All Artists: Tina Brooks
Title: True Blue (24bt)
Members Wishing: 2
Total Copies: 0
Label: Blue Note Japan
Release Date: 6/21/2004
Album Type: Import, Original recording remastered
Genres: Jazz, Pop
Style: Bebop
Number of Discs: 1
SwapaCD Credits: 1


Album Description
Japanese limited edition RVG remastered reissue of 1960 album, pressed onto 180 gram vinyl. Blue Note. 2004.

CD Reviews

Holy Grail of the Blue Note catalog
D. B. Hebbard | Chicago, IL United States | 05/13/2004
(5 out of 5 stars)

"I'm really surprised that there is (at this time) only one other review of this special CD.Until its rerelease by Blue Note, and also as part of the 4LP box set on Mosaic, this was probably the most sought after "out of print" LP in the Blue Note catalog.Tina Brooks sound is unique: a bluesy, crying tone that is instantly recognizable. This release from 1960 contains top notch musicianship from a very young Freddie Hubbard, and the brilliant Duke Jordan, who is absolutely in tune with Brook's vision here. Sadly, although Brooks recorded four sessions for Blue Note, this was the only one released in his lifetime. After hearing this, you will want to pick up Jackie McLean's "Jackie's Bag" and Freddie Hubbard's "Open Sesame" -- both prominently feature Tina Brooks playing and compositions from around the same time as "True Blue"."
Scarce, but not all gold
Samuel Chell | Kenosha,, WI United States | 02/15/2004
(4 out of 5 stars)

"This rare date by the understated, underrated, underappreciated tenor player whose main claim to fame is his inclusion on Jimmy Smith's "The Sermon" is a strong set. Its present status as a collector's item, however, owes as much to its out-of-print scarcity as its quality. Freddie Hubbard plays as masterfully here as on contemporaneous recordings under his own name, and Brooks is clearly inspired to play up to the level of his session mates.
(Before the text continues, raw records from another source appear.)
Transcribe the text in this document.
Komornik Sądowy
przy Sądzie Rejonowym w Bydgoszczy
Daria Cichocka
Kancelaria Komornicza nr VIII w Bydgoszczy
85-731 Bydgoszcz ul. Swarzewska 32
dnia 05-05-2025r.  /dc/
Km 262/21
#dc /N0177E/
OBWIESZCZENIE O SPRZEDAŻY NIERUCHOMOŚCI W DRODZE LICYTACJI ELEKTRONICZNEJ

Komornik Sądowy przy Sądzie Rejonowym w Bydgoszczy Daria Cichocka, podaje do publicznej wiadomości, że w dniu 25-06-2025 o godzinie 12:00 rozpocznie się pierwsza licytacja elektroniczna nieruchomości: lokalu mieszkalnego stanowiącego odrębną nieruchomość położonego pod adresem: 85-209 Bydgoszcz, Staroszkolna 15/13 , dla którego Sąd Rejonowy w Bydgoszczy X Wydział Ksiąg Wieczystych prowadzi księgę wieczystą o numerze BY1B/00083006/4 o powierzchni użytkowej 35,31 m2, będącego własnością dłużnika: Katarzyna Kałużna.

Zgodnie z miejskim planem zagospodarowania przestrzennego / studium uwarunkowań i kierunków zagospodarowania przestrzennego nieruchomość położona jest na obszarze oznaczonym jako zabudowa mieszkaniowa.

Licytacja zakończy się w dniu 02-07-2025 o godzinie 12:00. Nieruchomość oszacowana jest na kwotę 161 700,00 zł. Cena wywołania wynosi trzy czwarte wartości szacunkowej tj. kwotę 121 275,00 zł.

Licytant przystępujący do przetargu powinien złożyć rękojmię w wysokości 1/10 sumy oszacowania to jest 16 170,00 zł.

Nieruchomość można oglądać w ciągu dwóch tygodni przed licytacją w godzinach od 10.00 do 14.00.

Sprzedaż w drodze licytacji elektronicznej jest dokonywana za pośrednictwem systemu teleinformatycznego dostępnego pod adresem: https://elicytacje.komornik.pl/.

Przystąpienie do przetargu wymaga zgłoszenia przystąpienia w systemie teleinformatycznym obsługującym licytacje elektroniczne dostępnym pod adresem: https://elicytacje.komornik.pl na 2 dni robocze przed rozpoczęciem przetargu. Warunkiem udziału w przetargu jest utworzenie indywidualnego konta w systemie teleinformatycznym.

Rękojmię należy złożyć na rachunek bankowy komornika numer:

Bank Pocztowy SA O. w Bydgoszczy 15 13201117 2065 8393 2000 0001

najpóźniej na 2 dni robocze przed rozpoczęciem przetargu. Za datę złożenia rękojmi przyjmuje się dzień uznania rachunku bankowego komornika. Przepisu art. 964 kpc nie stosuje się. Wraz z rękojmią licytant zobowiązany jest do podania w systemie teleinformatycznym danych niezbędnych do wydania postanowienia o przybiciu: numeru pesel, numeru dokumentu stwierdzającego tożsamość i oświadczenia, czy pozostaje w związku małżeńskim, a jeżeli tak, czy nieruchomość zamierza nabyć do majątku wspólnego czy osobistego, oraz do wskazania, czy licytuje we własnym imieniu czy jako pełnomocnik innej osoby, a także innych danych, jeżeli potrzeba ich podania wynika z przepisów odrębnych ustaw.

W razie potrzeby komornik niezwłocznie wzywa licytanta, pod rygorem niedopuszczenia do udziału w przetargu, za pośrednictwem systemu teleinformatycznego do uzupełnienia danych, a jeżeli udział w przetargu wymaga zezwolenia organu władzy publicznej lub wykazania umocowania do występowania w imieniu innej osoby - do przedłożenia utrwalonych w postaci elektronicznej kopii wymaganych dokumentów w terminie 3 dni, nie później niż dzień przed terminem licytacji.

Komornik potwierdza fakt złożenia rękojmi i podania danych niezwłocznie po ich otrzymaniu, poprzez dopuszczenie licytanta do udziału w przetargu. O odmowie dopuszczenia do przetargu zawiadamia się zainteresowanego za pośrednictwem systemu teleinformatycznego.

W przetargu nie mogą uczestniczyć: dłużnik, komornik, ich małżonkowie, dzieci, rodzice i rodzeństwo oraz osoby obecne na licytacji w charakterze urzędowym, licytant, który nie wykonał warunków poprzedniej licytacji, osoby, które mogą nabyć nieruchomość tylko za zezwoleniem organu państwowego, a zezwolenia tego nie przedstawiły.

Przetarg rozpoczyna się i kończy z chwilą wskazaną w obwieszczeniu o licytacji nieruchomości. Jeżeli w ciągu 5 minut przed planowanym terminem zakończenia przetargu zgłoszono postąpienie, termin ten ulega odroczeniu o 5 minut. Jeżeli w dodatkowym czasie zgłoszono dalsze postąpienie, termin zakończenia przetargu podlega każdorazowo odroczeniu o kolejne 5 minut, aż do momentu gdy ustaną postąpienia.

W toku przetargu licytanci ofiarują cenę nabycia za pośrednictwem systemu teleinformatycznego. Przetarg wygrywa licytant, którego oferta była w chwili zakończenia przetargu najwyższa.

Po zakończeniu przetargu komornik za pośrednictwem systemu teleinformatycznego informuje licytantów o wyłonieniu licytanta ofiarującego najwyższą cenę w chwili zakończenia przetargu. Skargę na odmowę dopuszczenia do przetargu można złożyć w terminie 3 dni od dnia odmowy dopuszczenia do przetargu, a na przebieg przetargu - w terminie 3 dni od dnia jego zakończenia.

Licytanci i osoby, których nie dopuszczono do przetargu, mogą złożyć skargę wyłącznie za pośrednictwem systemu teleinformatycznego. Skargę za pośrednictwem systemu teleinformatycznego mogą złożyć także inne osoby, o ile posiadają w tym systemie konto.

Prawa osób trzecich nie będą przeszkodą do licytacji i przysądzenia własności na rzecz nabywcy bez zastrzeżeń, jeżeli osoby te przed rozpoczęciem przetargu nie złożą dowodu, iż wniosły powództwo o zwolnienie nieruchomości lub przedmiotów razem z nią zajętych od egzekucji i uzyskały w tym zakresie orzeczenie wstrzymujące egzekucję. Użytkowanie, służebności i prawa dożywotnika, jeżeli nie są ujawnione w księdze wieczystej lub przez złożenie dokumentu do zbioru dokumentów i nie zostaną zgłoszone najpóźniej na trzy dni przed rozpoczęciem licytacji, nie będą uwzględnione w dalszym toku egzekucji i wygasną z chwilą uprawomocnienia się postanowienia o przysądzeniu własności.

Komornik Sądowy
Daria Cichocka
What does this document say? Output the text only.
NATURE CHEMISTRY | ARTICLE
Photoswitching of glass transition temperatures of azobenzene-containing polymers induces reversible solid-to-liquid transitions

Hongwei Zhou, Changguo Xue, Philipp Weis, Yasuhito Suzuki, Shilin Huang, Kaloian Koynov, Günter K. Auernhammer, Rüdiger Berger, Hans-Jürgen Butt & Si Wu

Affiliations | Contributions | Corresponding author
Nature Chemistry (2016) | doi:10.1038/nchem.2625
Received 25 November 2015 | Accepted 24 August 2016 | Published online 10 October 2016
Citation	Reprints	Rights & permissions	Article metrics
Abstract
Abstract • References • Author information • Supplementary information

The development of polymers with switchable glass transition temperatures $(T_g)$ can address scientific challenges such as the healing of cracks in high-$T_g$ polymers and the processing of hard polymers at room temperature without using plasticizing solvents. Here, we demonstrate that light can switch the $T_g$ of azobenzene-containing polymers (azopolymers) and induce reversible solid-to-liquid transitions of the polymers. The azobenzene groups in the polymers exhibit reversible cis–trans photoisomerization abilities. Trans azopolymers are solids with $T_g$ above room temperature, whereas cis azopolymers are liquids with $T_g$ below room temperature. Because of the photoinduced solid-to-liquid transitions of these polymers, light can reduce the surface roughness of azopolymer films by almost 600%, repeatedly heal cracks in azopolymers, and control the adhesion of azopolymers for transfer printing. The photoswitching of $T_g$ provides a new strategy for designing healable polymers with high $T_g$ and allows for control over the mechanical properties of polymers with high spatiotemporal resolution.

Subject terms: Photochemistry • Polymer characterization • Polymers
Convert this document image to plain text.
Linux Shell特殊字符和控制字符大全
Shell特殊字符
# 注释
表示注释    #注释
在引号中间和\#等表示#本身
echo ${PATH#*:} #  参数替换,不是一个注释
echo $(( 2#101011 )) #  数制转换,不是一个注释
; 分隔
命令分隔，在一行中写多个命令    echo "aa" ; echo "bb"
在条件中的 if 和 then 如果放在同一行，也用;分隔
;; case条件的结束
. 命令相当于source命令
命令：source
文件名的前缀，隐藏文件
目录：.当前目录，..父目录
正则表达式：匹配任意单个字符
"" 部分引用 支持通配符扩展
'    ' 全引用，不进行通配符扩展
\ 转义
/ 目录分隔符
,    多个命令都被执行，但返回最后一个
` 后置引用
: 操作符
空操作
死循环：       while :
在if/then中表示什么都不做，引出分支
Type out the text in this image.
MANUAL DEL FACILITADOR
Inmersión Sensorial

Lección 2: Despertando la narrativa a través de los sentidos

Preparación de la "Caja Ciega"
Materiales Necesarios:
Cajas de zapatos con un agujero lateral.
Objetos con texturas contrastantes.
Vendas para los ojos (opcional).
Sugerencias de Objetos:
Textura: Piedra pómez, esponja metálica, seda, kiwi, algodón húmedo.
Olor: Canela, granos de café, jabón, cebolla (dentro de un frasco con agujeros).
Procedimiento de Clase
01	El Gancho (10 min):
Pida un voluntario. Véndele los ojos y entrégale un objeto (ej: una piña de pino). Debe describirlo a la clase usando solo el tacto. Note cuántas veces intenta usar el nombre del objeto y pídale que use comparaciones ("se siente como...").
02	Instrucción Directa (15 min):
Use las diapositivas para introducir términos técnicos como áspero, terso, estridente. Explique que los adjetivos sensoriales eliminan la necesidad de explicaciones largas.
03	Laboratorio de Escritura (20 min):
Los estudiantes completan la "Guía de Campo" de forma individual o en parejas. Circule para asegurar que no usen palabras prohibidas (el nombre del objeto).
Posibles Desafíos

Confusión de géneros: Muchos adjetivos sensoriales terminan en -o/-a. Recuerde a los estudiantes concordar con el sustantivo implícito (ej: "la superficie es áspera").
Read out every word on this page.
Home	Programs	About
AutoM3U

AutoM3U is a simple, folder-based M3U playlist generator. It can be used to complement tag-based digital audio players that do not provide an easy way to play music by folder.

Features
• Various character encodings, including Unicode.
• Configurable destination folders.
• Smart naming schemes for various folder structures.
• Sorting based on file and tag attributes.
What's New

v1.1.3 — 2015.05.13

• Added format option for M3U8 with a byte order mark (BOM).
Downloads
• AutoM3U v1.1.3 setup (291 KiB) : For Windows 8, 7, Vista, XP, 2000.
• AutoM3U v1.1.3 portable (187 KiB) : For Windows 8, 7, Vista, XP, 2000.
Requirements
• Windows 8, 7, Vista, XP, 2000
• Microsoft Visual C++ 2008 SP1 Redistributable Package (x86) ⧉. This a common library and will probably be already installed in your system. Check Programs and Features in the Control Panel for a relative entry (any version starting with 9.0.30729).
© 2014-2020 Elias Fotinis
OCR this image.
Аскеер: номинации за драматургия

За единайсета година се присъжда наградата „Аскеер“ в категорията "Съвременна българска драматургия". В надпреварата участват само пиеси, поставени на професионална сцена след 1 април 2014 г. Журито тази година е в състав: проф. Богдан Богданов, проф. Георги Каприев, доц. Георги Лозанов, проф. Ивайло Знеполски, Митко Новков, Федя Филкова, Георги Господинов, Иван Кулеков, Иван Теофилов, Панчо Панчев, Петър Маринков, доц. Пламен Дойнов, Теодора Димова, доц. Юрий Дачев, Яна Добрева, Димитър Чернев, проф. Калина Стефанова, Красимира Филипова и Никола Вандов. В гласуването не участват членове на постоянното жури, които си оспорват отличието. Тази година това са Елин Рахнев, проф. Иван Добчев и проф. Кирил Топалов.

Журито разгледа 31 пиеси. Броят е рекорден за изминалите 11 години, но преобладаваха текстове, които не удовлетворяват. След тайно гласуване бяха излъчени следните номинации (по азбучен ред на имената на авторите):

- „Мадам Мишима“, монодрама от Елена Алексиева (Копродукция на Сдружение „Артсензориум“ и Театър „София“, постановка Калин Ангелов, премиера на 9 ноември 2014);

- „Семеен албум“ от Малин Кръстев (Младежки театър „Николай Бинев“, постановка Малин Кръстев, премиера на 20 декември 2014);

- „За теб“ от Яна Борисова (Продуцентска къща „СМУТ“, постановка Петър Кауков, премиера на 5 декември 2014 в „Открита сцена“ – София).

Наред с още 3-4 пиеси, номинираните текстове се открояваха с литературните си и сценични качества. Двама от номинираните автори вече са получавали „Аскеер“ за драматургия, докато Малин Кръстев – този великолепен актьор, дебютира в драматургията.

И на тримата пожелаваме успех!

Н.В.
But none of the solos is particularly original or memorable, and the tunes are somewhat bland and predictable. "Good Old Soul" is yet another Van Gelder recording of tenor and trumpet performing an "original" sketch in a minor key. (I've heard too many Blue Note recordings like it.) "True Blue" is sort of a boogaloo, a true period piece. "Nothing Ever Changes My Love for You" is the album's most attractive, tuneful original, yet it's uncomfortably close to "The Night We Called It a Day" and is marred by an embarassing "cha cha cha" ending.Given these musicians, "True Blue" is not surprisingly a solid album, but I'm glad I located a Spanish company that's printing it and selling it at an everyday competitive price. Before shelling out extra pesos for this one, check out "Minor Move," which has the most varied and satisfying program of any Brooks release."